A common story is for parents to be woken by the stertorous breathing or grunting of a child in the next bedroom. They go to him, thinking usually that he is having a bad dream, and find him staring, unresponsive, convulsing, and perhaps blue. Few if any parents can cope calmly with such a scene. It is usual for the family doctor to be telephoned at once, and, if there is any delay in his arrival, for an ambulance to be summoned as well. Many parents subsequently confess that they thought their child was dying, so they are acting in an entirely rational way. Almost invariably, however, by the time the family doctor or ambulance has arrived, the seizure is over, the child is sleeping peacefully, and the adults are making tea. But they will not sleep again that night. Many—though not all—are immediately aware of the nature of what they have just seen.

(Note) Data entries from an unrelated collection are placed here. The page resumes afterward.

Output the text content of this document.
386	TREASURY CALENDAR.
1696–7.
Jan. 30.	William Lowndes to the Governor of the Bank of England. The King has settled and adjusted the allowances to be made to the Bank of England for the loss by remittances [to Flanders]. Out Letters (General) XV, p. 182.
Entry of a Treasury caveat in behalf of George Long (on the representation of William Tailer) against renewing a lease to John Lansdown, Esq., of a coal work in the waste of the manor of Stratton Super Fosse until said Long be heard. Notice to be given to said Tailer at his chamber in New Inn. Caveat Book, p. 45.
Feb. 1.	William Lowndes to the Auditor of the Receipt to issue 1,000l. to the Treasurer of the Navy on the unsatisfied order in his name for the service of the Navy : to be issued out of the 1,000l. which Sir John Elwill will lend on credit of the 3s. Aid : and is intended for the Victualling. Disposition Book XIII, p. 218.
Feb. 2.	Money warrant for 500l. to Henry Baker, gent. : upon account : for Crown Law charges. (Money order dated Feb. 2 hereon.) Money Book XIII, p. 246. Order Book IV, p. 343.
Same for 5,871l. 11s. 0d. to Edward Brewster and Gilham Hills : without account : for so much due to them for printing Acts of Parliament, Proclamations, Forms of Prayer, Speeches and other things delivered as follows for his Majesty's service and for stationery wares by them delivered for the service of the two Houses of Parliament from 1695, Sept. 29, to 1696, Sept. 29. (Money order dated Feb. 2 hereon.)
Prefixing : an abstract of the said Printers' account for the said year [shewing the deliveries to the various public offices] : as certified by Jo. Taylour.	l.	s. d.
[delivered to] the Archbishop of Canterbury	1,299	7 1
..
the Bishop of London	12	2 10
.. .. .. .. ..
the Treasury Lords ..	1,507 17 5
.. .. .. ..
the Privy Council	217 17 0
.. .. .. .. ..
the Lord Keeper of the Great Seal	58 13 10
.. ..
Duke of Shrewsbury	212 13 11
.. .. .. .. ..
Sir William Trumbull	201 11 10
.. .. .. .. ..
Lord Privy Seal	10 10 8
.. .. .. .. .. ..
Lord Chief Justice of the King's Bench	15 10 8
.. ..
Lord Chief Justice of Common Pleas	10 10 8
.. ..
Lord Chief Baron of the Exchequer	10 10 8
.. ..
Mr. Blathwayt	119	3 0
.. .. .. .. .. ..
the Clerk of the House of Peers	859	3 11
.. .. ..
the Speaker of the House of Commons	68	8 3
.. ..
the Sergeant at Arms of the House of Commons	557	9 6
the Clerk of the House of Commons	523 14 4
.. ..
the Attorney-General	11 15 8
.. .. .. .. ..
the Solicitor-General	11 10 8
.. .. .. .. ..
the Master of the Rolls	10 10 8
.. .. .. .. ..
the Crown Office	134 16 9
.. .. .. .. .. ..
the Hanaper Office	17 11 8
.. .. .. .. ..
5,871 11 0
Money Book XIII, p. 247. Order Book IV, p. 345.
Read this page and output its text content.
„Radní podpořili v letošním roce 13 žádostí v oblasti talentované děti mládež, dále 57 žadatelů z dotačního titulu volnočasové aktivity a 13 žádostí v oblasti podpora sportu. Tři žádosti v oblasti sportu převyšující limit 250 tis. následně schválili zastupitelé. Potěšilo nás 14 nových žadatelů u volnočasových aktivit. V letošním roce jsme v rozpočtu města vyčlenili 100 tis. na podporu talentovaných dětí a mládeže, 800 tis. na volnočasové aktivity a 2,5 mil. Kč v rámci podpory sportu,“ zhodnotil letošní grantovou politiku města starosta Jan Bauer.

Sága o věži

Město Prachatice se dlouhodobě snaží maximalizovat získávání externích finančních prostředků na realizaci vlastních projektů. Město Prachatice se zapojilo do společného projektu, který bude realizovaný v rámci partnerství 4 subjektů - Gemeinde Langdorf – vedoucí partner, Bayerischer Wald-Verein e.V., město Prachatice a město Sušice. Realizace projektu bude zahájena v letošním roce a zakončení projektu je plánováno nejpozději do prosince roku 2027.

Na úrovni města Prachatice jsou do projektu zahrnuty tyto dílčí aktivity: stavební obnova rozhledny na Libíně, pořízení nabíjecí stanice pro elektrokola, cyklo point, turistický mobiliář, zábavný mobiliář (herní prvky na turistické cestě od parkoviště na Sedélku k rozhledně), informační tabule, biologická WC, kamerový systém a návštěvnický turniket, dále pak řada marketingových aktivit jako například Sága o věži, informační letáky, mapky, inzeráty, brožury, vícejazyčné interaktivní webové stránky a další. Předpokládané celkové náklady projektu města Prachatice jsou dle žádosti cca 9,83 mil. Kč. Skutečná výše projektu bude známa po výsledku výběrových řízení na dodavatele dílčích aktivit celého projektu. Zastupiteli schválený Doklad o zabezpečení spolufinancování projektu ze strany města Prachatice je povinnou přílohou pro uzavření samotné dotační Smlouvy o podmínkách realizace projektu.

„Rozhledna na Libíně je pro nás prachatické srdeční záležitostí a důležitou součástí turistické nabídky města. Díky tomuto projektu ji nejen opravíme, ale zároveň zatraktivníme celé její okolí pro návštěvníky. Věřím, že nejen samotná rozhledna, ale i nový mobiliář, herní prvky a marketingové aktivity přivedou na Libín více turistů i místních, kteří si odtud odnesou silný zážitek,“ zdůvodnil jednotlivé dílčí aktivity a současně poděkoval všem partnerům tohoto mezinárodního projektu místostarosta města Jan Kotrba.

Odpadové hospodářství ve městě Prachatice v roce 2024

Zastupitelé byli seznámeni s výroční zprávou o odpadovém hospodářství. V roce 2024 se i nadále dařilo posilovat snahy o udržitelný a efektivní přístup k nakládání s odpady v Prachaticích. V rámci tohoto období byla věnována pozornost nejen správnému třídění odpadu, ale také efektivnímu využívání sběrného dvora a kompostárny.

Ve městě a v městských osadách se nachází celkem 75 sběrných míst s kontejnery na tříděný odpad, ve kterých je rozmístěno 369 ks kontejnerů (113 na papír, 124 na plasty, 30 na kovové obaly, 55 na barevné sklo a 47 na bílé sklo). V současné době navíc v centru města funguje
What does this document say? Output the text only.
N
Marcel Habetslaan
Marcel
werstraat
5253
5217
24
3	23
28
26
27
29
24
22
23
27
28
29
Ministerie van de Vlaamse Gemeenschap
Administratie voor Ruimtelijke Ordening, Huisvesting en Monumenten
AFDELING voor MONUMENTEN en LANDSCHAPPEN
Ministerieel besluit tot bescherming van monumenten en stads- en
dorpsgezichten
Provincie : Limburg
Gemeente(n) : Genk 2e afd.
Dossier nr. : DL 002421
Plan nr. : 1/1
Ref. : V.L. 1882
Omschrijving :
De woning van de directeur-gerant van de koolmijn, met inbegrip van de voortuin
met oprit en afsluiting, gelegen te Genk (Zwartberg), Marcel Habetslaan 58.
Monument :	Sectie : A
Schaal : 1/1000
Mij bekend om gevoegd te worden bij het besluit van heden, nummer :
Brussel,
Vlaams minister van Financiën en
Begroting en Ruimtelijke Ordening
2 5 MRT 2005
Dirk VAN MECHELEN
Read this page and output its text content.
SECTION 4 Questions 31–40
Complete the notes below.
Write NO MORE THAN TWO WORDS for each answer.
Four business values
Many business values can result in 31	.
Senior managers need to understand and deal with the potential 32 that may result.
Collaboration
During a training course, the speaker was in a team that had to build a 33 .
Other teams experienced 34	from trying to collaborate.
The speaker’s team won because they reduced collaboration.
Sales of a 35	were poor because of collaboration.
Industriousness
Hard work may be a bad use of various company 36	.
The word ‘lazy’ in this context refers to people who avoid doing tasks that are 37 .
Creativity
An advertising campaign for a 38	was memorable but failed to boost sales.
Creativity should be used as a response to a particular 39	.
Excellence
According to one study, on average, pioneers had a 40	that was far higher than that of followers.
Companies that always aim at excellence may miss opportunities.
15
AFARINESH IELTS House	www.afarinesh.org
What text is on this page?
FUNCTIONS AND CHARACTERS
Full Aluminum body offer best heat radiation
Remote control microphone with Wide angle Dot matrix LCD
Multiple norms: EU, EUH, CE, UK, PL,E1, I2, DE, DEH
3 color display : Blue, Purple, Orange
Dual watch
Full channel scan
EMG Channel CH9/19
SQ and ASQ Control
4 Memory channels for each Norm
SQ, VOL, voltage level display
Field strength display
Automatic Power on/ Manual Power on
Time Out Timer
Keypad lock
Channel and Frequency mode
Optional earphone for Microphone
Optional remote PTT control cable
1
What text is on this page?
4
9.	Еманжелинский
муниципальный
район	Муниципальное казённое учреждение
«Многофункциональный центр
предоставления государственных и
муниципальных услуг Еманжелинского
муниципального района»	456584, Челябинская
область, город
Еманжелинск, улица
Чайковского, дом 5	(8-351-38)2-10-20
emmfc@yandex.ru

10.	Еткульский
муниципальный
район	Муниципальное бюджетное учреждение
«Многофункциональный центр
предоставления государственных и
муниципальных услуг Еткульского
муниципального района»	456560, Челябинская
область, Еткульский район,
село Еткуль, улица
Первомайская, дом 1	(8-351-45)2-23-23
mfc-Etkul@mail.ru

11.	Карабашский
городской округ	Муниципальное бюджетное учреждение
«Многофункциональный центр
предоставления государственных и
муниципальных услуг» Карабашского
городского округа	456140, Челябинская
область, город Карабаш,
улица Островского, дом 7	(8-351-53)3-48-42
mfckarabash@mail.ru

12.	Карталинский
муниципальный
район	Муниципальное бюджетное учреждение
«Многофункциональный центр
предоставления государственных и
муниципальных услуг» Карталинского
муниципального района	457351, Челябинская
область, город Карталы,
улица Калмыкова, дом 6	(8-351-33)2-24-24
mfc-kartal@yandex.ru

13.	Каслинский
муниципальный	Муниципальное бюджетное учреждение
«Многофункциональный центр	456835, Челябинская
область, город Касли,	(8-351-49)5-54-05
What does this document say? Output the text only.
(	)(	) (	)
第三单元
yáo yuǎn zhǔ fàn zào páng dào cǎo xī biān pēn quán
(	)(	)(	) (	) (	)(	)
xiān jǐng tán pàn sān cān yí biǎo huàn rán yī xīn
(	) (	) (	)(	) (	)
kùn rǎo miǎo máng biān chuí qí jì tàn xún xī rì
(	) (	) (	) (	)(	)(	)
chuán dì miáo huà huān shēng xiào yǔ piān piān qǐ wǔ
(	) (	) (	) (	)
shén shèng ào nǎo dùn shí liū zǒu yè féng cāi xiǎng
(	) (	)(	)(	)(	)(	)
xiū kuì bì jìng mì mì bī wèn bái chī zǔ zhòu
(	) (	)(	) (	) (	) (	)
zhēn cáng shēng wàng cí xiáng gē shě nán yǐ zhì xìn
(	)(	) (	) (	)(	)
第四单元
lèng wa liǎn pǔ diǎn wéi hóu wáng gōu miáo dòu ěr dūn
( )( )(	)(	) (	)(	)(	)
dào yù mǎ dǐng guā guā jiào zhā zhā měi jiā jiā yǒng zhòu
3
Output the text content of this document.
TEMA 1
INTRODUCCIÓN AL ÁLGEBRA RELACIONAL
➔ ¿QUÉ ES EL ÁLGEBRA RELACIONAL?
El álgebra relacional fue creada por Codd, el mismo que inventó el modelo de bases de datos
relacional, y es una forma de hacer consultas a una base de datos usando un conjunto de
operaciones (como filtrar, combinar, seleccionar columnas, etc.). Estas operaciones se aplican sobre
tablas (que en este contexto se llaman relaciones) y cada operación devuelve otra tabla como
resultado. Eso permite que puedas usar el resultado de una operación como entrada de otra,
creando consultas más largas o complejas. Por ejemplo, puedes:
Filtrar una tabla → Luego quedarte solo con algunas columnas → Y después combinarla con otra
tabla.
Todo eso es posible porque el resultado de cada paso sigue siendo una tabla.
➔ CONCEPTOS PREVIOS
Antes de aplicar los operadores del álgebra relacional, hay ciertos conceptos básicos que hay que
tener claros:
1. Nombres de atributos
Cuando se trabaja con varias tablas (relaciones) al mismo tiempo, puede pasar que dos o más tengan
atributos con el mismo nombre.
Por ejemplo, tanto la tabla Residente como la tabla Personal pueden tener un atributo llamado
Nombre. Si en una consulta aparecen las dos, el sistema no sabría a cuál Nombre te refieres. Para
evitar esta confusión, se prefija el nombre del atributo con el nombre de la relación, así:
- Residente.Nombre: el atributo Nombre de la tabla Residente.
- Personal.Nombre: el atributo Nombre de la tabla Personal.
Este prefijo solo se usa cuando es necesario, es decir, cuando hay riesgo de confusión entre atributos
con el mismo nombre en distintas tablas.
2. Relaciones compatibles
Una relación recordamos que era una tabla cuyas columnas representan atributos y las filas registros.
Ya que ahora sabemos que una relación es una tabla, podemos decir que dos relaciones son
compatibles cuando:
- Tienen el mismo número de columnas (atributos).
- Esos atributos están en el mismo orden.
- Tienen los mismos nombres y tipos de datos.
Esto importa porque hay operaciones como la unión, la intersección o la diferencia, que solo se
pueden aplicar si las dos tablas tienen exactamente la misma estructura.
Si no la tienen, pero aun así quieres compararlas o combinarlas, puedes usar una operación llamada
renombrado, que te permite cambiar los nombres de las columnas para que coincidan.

Although the first seizure can occur anywhere and at any time, another common scenario is for the first seizure to occur in a young woman in the company of her friends or at work. In this case, the lack of ready access to the family doctor, whose name and telephone number is unlikely to be known to the bystanders, results in an ambulance being almost invariably called, and the unfortunate young woman being rushed off to hospital. She will recover consciousness either in the ambulance or in the Accident and Emergency Department of the hospital. To the confusion invariably consequent to the generalized seizure must be added the feeling of ‘What on earth has happened to me, and how have I finished up here on a stretcher with strangers peering at me?’ Obviously, therefore, although ambulance services are rather prickly on this point, a friend should accompany her to hospital—not only to provide moral support when recovery of consciousness occurs but also to give an accurate account of events to the hospital staff. In this case, the diagnosis of a tonic-clonic seizure is clear, but in others matters are not so straightforward. It is important to distinguish between an epileptic seizure and some other event which may initially seem to be one. Patients may speak in terms of a ‘black-out’, ‘funny turn’, or ‘blank spell’, and we have to do our best to analyse the cause.